御手洗はタバコを吸い終わり「ふう」と一息ついてから、スマートフォンを取り出した。
そしてあるアプリを起動させた。
御手洗のスマートフォンの画面が暗い中青白く発光していた。
御手洗は瑠美たちにこう述べた。
「君たちが調べている代物は<スマートコンプレックス>というバグアプリだ。<スマートリラックス>とは違うもの。この子達はそれをインストールして、またはされてか知らんが狂人化状態に陥った。そしてそれを悪用する輩がいるってことさ」
桜明の制服を着た10人が一斉に襲い掛かって来た。皐は身構えたが、御手洗が一人一人を皐が知らないような急所を突いて、それもまた尋常じゃない速さで桜明の生徒を制圧した。
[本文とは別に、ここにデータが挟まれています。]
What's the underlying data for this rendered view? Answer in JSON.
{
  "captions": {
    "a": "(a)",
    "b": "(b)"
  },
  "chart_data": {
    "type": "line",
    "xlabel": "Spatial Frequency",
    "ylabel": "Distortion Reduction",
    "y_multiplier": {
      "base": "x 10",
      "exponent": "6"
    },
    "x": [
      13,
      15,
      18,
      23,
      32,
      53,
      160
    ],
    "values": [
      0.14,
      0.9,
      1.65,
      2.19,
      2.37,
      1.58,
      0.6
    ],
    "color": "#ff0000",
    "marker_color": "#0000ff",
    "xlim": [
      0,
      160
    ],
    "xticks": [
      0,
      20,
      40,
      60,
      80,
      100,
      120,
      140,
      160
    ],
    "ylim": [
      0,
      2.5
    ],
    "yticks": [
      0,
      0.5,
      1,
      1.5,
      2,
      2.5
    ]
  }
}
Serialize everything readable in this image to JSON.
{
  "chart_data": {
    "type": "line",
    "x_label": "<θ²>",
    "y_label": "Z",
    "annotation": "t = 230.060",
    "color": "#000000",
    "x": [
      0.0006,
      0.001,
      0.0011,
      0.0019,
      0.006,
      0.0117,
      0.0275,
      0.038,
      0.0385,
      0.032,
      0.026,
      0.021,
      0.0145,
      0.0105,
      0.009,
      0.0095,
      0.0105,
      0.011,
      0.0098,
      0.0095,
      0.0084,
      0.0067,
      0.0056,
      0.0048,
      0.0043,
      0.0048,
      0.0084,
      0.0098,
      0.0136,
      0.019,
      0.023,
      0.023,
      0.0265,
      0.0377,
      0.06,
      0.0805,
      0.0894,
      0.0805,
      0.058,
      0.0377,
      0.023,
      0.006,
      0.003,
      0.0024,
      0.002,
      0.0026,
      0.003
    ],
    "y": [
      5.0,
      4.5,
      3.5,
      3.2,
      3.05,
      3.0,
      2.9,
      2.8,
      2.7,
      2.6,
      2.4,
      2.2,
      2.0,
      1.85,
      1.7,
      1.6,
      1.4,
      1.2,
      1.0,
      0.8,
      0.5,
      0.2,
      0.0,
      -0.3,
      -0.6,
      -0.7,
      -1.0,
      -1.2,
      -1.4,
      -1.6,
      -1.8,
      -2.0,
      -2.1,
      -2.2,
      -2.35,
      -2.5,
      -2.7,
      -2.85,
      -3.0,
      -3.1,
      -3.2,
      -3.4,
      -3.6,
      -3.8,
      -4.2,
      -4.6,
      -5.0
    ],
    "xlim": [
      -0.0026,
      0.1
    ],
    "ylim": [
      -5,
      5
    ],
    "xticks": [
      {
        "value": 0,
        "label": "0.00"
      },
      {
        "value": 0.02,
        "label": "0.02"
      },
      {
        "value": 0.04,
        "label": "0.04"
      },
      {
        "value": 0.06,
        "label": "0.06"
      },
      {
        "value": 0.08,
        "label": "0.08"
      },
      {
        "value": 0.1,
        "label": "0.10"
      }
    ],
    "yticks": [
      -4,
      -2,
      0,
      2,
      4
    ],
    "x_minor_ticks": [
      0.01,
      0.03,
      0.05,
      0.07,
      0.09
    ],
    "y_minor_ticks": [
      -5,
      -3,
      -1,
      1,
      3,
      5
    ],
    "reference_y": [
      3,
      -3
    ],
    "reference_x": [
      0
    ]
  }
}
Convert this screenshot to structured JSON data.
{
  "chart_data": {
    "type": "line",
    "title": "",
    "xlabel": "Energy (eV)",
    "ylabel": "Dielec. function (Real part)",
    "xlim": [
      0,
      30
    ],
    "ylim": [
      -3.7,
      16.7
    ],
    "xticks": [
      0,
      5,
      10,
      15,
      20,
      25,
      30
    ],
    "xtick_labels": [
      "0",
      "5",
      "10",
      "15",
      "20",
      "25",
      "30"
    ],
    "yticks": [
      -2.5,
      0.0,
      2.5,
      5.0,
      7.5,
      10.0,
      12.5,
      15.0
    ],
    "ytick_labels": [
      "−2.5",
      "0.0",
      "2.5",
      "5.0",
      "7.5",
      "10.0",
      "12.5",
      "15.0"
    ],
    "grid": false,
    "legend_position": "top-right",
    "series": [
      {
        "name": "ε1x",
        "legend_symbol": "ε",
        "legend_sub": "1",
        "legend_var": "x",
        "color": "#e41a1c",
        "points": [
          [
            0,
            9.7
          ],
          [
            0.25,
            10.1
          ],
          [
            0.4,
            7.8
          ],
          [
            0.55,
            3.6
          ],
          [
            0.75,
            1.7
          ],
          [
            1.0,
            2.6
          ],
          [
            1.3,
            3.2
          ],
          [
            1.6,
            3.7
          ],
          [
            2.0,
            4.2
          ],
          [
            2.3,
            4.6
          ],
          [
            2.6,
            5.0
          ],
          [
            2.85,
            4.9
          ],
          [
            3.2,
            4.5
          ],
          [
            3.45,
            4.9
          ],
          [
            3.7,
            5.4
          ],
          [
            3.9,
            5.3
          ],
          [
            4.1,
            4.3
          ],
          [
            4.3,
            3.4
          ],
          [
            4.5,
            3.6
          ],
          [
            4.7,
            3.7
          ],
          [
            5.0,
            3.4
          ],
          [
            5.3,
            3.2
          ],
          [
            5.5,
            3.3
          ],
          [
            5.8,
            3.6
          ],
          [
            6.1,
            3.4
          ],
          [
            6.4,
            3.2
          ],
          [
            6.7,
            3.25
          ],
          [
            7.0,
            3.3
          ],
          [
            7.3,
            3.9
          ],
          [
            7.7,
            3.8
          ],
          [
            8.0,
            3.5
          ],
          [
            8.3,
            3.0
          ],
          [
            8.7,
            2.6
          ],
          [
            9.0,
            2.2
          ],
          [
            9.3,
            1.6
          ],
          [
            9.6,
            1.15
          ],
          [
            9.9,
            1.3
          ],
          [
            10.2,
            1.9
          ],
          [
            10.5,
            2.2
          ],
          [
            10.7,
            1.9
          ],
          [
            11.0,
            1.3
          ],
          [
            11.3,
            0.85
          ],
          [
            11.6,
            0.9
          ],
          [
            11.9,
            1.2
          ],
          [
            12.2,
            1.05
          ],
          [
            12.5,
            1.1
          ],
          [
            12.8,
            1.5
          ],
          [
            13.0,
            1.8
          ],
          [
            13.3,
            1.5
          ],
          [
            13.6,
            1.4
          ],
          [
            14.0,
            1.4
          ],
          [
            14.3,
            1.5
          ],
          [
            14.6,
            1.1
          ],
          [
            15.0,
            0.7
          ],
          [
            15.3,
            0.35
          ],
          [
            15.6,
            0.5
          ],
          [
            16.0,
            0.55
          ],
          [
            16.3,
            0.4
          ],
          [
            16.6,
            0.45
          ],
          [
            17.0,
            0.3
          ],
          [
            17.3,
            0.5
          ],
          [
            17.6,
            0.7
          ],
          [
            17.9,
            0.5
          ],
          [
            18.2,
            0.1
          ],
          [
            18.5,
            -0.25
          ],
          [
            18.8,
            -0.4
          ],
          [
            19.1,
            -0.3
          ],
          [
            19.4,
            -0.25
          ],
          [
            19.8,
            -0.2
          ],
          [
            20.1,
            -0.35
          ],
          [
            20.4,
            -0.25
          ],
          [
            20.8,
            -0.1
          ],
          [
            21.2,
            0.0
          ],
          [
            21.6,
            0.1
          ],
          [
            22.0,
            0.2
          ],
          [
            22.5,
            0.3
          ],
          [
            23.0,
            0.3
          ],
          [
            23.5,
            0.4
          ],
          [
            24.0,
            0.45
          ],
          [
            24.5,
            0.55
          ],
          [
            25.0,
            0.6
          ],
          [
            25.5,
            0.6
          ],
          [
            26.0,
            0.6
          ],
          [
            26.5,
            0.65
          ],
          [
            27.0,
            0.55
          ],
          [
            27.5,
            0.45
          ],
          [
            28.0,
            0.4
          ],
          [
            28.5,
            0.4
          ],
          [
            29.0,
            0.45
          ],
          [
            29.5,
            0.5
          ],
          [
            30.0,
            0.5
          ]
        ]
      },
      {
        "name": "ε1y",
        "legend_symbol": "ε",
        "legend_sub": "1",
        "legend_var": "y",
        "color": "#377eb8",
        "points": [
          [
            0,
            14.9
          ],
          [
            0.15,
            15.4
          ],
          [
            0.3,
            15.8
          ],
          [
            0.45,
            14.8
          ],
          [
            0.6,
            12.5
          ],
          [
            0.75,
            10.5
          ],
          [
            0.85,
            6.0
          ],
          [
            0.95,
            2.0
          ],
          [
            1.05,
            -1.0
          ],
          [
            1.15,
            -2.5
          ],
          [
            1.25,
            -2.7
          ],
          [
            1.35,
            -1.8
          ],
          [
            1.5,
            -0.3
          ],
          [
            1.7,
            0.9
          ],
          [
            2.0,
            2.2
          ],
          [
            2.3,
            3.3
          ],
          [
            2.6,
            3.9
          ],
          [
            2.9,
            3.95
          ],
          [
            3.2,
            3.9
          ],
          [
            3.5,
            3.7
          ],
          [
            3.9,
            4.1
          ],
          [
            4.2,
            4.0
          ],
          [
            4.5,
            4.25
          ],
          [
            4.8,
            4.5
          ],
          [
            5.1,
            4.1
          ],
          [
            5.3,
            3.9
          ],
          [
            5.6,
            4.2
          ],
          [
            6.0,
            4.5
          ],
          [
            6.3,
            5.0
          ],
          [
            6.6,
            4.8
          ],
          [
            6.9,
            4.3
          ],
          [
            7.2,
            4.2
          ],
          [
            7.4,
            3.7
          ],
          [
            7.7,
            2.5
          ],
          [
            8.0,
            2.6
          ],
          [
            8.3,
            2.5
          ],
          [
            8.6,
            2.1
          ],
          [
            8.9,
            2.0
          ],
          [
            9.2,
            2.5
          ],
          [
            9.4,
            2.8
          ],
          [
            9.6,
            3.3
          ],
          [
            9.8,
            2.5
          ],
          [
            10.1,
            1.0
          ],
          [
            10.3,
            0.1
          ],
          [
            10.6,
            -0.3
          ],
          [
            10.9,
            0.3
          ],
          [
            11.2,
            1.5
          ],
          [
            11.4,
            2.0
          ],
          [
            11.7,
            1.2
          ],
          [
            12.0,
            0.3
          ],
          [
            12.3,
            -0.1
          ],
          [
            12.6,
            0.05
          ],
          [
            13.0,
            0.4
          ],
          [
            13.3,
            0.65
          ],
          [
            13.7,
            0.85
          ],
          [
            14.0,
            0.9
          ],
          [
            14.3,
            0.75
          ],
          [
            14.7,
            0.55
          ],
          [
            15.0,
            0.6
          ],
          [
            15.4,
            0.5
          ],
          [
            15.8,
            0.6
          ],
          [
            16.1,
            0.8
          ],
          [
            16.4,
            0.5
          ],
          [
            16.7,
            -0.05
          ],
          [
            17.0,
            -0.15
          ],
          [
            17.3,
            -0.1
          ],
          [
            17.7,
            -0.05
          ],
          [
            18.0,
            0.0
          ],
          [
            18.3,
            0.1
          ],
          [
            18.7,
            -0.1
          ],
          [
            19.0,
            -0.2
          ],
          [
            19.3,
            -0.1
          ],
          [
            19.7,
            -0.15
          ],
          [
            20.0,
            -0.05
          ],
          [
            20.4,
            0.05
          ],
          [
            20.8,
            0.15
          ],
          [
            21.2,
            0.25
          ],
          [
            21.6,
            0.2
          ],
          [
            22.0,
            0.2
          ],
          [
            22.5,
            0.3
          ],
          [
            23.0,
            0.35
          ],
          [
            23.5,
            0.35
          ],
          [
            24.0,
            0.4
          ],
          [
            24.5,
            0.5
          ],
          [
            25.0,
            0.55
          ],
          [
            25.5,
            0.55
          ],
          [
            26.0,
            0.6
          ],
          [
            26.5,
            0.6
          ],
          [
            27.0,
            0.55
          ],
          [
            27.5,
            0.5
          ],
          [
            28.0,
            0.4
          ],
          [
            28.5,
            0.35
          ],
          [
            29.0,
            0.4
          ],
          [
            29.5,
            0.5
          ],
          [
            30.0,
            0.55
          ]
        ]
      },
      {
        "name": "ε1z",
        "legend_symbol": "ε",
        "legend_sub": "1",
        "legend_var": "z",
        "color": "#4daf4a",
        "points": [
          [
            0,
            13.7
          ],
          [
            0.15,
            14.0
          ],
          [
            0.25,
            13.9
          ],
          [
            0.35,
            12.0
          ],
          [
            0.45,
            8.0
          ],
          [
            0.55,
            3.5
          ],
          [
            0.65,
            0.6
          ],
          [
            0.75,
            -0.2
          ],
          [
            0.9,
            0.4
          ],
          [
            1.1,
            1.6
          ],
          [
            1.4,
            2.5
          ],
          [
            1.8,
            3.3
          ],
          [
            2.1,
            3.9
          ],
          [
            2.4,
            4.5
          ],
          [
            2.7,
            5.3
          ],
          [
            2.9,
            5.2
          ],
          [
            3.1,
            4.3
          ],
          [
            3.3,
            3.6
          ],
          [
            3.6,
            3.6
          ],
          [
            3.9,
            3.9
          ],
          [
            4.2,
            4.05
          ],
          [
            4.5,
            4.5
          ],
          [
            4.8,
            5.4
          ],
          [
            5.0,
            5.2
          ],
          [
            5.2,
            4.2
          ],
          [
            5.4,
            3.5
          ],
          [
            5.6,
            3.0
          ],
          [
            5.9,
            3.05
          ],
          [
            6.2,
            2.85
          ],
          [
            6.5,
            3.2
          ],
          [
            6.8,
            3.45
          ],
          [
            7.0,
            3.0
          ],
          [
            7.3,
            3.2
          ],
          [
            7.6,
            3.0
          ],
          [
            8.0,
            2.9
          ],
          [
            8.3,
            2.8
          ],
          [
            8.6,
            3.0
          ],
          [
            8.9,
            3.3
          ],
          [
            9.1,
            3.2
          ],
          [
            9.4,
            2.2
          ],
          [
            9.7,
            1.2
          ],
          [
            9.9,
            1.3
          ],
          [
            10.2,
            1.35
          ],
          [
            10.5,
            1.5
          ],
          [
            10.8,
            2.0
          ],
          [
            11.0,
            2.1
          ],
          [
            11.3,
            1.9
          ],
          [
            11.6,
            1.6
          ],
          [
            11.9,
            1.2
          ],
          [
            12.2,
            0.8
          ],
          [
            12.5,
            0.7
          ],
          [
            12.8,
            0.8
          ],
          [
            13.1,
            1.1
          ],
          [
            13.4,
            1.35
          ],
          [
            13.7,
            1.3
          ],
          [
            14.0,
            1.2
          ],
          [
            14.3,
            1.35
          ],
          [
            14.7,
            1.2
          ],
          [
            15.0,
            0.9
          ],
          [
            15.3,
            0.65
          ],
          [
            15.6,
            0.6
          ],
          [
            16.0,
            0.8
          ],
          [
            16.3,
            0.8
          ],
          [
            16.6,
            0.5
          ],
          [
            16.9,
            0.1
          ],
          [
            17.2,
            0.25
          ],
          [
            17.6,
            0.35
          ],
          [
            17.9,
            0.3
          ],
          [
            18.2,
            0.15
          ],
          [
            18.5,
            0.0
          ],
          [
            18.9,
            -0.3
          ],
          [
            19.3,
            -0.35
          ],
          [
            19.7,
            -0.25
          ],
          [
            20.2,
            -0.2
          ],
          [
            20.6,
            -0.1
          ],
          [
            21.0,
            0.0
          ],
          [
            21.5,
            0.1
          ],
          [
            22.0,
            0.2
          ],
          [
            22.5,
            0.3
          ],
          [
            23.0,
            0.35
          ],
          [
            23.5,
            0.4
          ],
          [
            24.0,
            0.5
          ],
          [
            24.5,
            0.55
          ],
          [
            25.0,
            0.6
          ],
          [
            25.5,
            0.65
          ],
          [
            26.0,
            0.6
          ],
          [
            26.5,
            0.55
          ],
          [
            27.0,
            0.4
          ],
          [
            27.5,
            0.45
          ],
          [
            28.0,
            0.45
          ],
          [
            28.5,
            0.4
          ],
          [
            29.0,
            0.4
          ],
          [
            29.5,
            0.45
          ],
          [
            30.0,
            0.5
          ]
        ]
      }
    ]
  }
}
「私は<バグアプリ>と駆逐する研究者、職員というわけさ。元々、すべてが国家機密に準するものだからね。君たちにもそれ相応の口止めが必要となる。ただの国家公務員ではない。さてもう日常には戻れないよ」
瑠美、皐、良子共、御手洗の正体に驚きを隠せなかった。
恐る恐る瑠美は御手洗に質問した。
「だっ、だとすると、御手洗さんはいい方なんですね」
御手洗は笑った。そして瑠美に語り掛けた。
「お嬢さん。私らは国家機密を内密に処理しようとしているんだ。善人ではないよ」
良子は御手洗に倒された桜明の生徒を一人一人確認していた。
「大丈夫・・・外傷はない。スヤスヤ寝ているよ」
皐は御手洗の力について質問をした。
「先生・・・貴方のその技は一体なんですか?」
御手洗は皐の問いかけに答えた。
「ああ・・・アレは私しか使えん特殊能力とでも言っておこう。さてと、君らは桜明の生徒で、桜明の生徒がこのようにして襲い掛かって来た」
御手洗が話始めたことについて、3人は立ち上がり聞いていた。
「君らが追っている事件で次に向かう所の目処が立っているのではないかな?」
瑠美は首を横にひねり考えた。良子も上を向いて考えた。皐は下を向いた。
そして3人同時に首を元に戻し、3人共顔を見合わせた。
「あー!」
3人とも声を上げた。良子が先に話し出した。
「このバグアプリは~どこからともなくダウンロードされ~自動的にインストールされる」
次いで瑠美が語り出す。
「どこからというところが特定されればそこが火元!」
最後に皐が語った。
「桜明の生徒が多数被害を被っていた。今回の共通する出所は・・・学園だ」
御手洗は3人が辿り着いた答えに満足していた。そして御手洗は3人に勧めた。
「急いだ方がいいな。私はこの通り内密で動けない。だが、被害が増えるのはやぶさかではない。私がここまで話した君たちに期待したいと思う。もう君らは巻き込まれたのだからな。決定的な証拠さえ掴めたら我々は動こう。それだけは約束しよう」
3人はコクリと頷き、桜明に向かおうとした。良子は桜明の生徒たちをどうするか瑠美と皐に相談したが、御手洗が3人に心配ないと言った。
「安心しろ。我々がこの生徒たちを全て解き放ち介抱する」
それを聞いた瑠美たちは急ぎ学園へ向かって行った。
御手洗が走り去る3人を見て頭を掻く。